Letters on gambling, suckered Trump voters, climate change
More gambling is not the answer
Gambling expansion is once again on the table in Kansas, and the question should be: Whom does it benefit?
The Legislature is considering two bills, House Bill 2173 and Senate Bill 207, that would expand gambling by authorizing new and additional casinos. The moral and cultural degeneration that occurs around gambling has been widely documented in academic literature. Addictions, debt and bankruptcy, job loss and divorce are ills that create a strain on our community and government resources. Those societal ills disproportionately affect those who can least afford it.
We don’t need more gambling in Kansas.
But there’s more to these bills than what meets the eye. Both also violate current state law and would be a very serious breach of the current management contracts. This could result in Kansas taxpayers paying millions of dollars in fees and penalties to the current casino managers.
Attorney General Derek Schmidt has taken a look at similar bills in the past and determined that if they were to pass, the state would surely end up in court. Taxpayers could have to pay an estimated $111.9 million in fines and penalties. That amount compounds and grows every year thereafter. That would make the state’s current difficult budget situation even worse.
Furthermore, the Kansas Constitution says the lottery, casinos and race tracks must be state owned and operated. State law allows for only four entities in their respective zones. So, practically speaking, allowing a new vendor to operate would be competing against any financial interests the casinos might represent to benefit Kansas as a part of the state-owned agreement.
HB 2173 and SB 207 are a huge cultural and financial risk for Kansas families with all the benefits going to out-of-state gambling facility owners/managers. It’s a gamble we should not take.
Eric Teetsel, Wichita
President, Family Policy Alliance of Kansas
Voters suckered
Are middle-class and poor voters feeling “Trump Universitied” yet? Over-the-top promises made then nothing delivered.
President Trump is going to work 24/7/365 on America’s problems? He plays golf every weekend in Florida. Repeal and replace Obamacare? He tried twice and was rejected by the party that made it the centerpiece issue for the past 7 years. Build the wall? Trump tried to force Democrats to get American taxpayers to pay for it, and now it has been taken off the table. Mexico paying for the wall? Don’t make me laugh. Labeling China as a currency manipulator? All it took was a five minute phone call with China’s leader to change Trump’s position. Muslim ban? Zero for two. Drain the swamp? There are even more Wall Street executives and insiders.

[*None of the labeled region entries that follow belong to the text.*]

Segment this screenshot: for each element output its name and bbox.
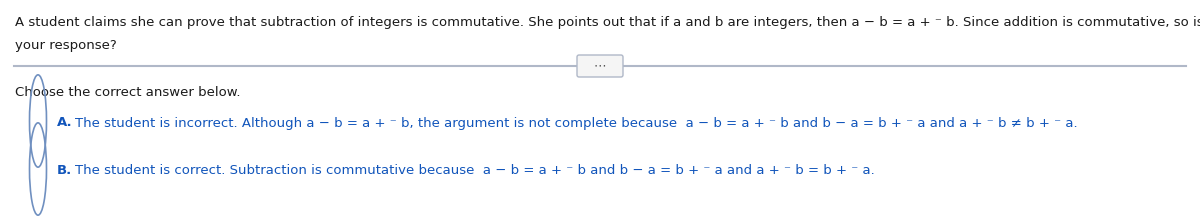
Text: The student is correct. Subtraction is commutative because  a − b = a + ⁻ b and : The student is correct. Subtraction is c… [74,164,875,177]
Text: Choose the correct answer below.: Choose the correct answer below. [14,86,240,99]
Text: A student claims she can prove that subtraction of integers is commutative. She : A student claims she can prove that subt… [14,16,1200,29]
Text: ⋯: ⋯ [594,59,606,72]
FancyBboxPatch shape [577,55,623,77]
Text: B.: B. [58,164,72,177]
Text: your response?: your response? [14,39,116,52]
Text: A.: A. [58,116,73,130]
Text: The student is incorrect. Although a − b = a + ⁻ b, the argument is not complete: The student is incorrect. Although a − b… [74,116,1078,130]
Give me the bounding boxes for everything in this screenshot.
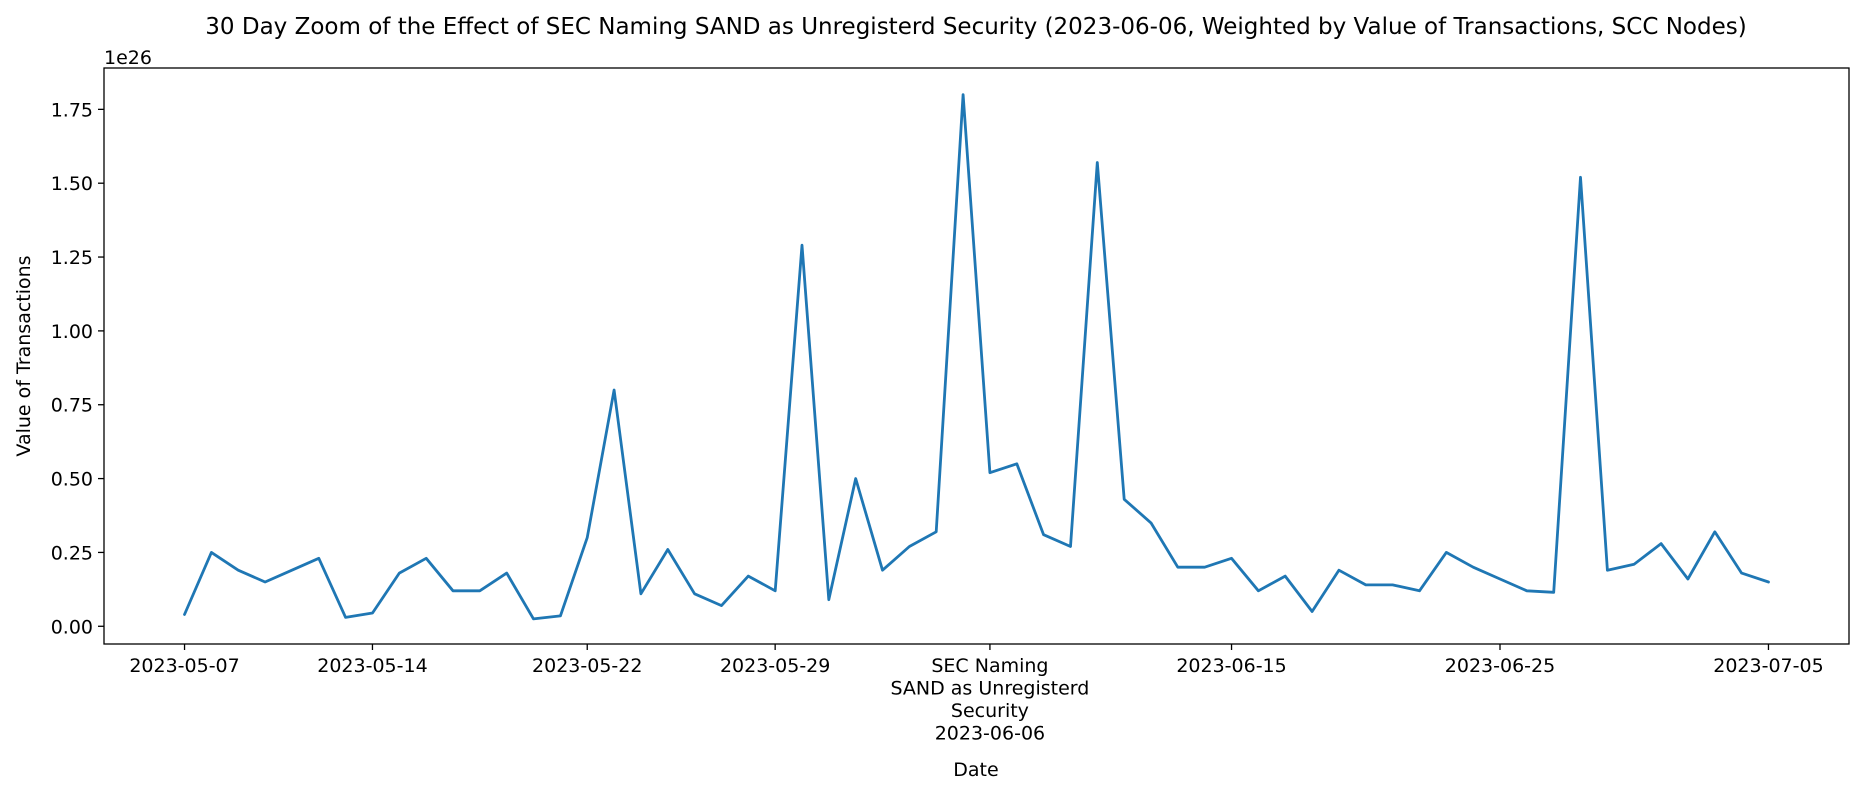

Now Trump is looking to cut the corporate tax rate from 35 percent to 15 percent. How would he help pay for it? By taking away the tax exemption on your 401(k) retirement plan.
The Republican Party exists for one reason and one reason only – to cut taxes on the wealthiest Americans and corporations. It’s redistribution of income from the middle and bottom to the top.
Middle-class and poor Republican voters keep voting against their own best self interests.
J. Duncan, Wichita
Future scapegoats
President Trump advanced to the presidency by skillfully providing scapegoats for disaffected voters, turning them against their own self interest and against the “others” named in repeated rages about the American hellscape.
Let’s consider another, more realistic hellscape to come when climate change has caused large-scale human migration, extinctions, famine and disease.
Millions will suffer and will be looking for whom to blame for much more personal reasons than the outcome of an election. It will be possible to know who made the decisions, who held power when there was still time to alter the outcome next generation hellscapers endure.
How will the progeny of Trump and Sen. James “Snowball” Inhofe, R-Okla., be treated when the majority of western civilization’s inhabitants suffer as the Third World does now? The rich and powerful may believe their descendants will be protected by wealth. However, history shows that when lifestyle inequality between sufferers and the elite becomes wide enough, the 99 percent have nothing to lose and they take their revenge.
On one of the Sunday interview shows, Trump’s Environmental Protection Agency administrator, Scott Pruitt, continued the established Republican/fossil fuel industry lie that more study is needed before action can be taken. When the inevitable crisis comes, Trump’s scapegoat tactics may be reversed and the progeny of the culpable may be held accountable, bigly.